Питер Акройд - Чаттертон
– А я ведь даже не знаю, – сказал он, – как Чарльз набрел на тот портрет.
– Ну, об этом тебе все расскажет Эдвард. Они вместе ходили в ту лавку старьевщика. – Но она еще раздумывала над его предыдущим замечанием. – А что тебя все-таки смущает – с Бристолем?
– Да все очень просто. Что, если бумаги не принадлежат Чарльзу, и что, если подлинный владелец хочет вернуть их себе? Тогда Хэрриет придется расстаться с ними. Теперь ты понимаешь?
– И больше никто об этом никогда не узнает?
– Никто. – Он подбросил ветку в воздух, и она исчезла где-то в гуще деревьев.
– Но как же ты узнаешь, кто их действительный владелец?
– Я пойду по следу. Я снова съезжу в Бристоль и поговорю с тем человеком, который отдал бумаги Чарльзу. Тут что-то не так, я это чувствую. Мне бы раньше догадаться…
– Да нет, не было никакой причины…
– Но я раскрою истину. Я выясню, что такое эти манускрипты на самом деле. А потом нанесу визит Хэрриет Скроуп.
Эдвард побежал обратно к ним.
– Это как лес, который снится во сне – правда, мама? Тут так тихо. Он снова убежал.
– Этот мальчуган, – сказал Филип, смеясь, – станет поэтом.
– Он скучает по отцу. – Тут палка свалилась на землю, пролетев сквозь ветви деревьев, и Вивьен подняла ее. – Но он ничего не говорит.
– Да, мальчики обычно скрытны. Они ищут какую-то замену. – Филип никогда прежде не разговаривал с Вивьен так откровенно, и он только теперь начинал сознавать, что может разговаривать: теперь, когда он чувствовал ответственность за них двоих, ему больше не мешали его обычные нервозность и застенчивость. – Событие, которое для нас – трагедия… – он немного помедлил, – для них – просто перемена.

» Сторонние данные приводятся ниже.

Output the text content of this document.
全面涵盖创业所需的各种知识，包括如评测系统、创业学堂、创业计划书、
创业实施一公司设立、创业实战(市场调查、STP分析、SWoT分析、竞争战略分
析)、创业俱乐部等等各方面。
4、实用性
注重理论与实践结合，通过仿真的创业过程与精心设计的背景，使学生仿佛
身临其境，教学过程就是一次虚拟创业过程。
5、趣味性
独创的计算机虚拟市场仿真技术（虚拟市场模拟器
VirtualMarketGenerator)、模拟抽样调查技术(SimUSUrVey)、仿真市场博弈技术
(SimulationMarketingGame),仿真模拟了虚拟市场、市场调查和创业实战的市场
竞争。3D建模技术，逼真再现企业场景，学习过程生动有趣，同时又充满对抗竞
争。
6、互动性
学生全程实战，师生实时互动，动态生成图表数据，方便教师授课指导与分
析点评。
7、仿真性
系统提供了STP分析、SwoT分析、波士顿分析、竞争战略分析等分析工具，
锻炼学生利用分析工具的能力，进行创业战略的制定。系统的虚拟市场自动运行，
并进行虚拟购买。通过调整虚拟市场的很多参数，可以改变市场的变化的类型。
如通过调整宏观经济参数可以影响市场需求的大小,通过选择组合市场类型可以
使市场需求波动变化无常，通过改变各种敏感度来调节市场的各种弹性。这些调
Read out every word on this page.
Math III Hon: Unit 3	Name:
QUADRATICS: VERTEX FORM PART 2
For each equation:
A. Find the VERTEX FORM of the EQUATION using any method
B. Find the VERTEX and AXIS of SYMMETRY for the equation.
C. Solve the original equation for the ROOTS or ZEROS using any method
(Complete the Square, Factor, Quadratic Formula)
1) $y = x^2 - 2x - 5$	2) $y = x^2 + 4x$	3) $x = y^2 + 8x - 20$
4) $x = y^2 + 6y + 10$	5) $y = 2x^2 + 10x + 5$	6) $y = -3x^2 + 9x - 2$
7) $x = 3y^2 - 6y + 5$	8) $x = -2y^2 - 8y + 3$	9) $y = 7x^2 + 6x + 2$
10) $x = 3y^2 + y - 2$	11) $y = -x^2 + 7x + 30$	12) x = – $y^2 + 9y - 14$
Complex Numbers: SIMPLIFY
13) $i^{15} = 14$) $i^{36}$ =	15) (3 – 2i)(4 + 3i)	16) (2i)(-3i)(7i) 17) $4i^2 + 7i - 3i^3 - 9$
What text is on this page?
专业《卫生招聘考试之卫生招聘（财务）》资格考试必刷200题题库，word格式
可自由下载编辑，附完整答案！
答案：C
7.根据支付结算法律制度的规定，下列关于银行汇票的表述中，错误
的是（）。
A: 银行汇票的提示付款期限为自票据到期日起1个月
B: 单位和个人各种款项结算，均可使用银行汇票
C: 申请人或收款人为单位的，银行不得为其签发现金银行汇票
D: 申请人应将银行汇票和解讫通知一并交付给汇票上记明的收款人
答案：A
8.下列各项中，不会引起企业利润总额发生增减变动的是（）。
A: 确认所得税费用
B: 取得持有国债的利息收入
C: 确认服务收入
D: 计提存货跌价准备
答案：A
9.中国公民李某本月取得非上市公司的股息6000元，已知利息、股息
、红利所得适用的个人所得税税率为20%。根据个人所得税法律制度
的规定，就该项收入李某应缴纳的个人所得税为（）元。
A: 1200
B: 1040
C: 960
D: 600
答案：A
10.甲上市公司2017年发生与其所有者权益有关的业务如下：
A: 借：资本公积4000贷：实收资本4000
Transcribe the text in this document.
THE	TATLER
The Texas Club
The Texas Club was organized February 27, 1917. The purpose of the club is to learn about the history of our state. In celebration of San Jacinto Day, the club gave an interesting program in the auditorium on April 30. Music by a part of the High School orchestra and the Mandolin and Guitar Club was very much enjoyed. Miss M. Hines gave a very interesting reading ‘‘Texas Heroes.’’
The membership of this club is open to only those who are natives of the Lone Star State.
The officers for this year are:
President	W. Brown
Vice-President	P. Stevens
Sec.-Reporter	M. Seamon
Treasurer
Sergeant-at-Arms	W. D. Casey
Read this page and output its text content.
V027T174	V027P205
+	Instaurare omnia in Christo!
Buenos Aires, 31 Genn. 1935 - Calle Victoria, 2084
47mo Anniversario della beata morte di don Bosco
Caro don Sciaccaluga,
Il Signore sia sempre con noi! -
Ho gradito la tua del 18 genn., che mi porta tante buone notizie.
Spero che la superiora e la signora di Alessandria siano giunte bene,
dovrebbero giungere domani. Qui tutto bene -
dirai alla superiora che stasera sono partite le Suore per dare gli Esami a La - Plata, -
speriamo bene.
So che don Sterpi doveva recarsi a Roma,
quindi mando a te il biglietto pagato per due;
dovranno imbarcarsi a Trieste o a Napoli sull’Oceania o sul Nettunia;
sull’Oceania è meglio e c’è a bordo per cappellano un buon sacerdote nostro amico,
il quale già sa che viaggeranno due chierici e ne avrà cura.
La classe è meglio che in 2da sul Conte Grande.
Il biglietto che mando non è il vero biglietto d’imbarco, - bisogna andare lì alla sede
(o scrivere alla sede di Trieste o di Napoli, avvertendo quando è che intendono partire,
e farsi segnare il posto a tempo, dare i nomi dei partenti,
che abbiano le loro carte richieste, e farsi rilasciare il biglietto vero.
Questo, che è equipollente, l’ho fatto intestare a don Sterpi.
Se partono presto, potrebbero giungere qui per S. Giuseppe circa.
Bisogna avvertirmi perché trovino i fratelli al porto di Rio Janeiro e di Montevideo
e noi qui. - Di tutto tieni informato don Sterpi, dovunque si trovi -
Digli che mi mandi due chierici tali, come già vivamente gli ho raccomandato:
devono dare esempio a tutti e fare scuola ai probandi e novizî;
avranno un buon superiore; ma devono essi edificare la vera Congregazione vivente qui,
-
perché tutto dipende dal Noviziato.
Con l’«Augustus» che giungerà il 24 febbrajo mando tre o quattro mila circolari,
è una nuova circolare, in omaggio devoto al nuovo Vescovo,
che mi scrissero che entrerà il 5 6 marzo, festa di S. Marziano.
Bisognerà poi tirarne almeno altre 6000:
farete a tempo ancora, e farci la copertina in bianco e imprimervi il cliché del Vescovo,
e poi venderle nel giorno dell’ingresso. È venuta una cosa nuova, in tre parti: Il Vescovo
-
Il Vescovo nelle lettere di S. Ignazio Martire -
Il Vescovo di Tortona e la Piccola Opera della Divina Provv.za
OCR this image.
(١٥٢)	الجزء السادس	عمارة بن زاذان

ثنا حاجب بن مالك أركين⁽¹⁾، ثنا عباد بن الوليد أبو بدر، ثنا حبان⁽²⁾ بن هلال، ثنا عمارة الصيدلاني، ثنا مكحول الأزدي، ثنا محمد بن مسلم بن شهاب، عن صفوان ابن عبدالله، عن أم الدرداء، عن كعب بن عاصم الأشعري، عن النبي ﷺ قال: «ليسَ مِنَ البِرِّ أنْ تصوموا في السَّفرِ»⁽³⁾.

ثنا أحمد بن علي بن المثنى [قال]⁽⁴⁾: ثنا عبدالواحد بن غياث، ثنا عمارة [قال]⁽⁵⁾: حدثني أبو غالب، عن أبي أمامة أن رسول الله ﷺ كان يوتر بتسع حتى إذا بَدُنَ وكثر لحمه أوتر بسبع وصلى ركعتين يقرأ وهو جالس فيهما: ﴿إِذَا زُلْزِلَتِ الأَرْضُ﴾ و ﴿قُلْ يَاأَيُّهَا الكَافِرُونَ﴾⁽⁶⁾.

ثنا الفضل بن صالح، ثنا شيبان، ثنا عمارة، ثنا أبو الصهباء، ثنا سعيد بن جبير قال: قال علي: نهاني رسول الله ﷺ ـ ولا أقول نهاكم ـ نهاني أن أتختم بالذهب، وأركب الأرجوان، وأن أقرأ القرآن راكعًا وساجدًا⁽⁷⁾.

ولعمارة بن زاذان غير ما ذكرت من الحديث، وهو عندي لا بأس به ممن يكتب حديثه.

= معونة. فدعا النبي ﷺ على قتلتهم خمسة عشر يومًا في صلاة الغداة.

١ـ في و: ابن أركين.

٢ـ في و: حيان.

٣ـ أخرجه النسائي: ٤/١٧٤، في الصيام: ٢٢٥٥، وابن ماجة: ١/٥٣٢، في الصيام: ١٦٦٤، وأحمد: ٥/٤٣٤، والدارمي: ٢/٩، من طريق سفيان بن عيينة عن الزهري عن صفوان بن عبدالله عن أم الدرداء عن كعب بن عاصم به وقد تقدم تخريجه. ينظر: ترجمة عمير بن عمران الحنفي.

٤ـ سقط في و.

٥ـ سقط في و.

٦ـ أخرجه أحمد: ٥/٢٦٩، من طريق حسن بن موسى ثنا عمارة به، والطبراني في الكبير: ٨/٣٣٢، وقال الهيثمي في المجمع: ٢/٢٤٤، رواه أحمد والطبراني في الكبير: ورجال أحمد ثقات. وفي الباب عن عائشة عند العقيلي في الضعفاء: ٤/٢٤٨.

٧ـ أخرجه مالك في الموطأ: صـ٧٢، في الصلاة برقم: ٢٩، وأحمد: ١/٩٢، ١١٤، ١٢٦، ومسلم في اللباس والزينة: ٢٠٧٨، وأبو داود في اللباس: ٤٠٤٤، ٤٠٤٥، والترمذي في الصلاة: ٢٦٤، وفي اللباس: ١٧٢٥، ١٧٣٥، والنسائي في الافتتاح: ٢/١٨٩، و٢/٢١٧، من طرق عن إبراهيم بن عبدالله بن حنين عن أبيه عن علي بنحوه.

Эдвард гонял между деревьями синий мяч.
– А ты когда-нибудь замечал, – спросила Вивьен, – как трудно разглядеть синий цвет в таком освещении?
– Нет, – ответил Филип. – Я никогда этого не замечал. – Внезапно он ощутил сильную любовь к ней – и побежал к Эдварду, крича, чтобы тот сделал ему подачу.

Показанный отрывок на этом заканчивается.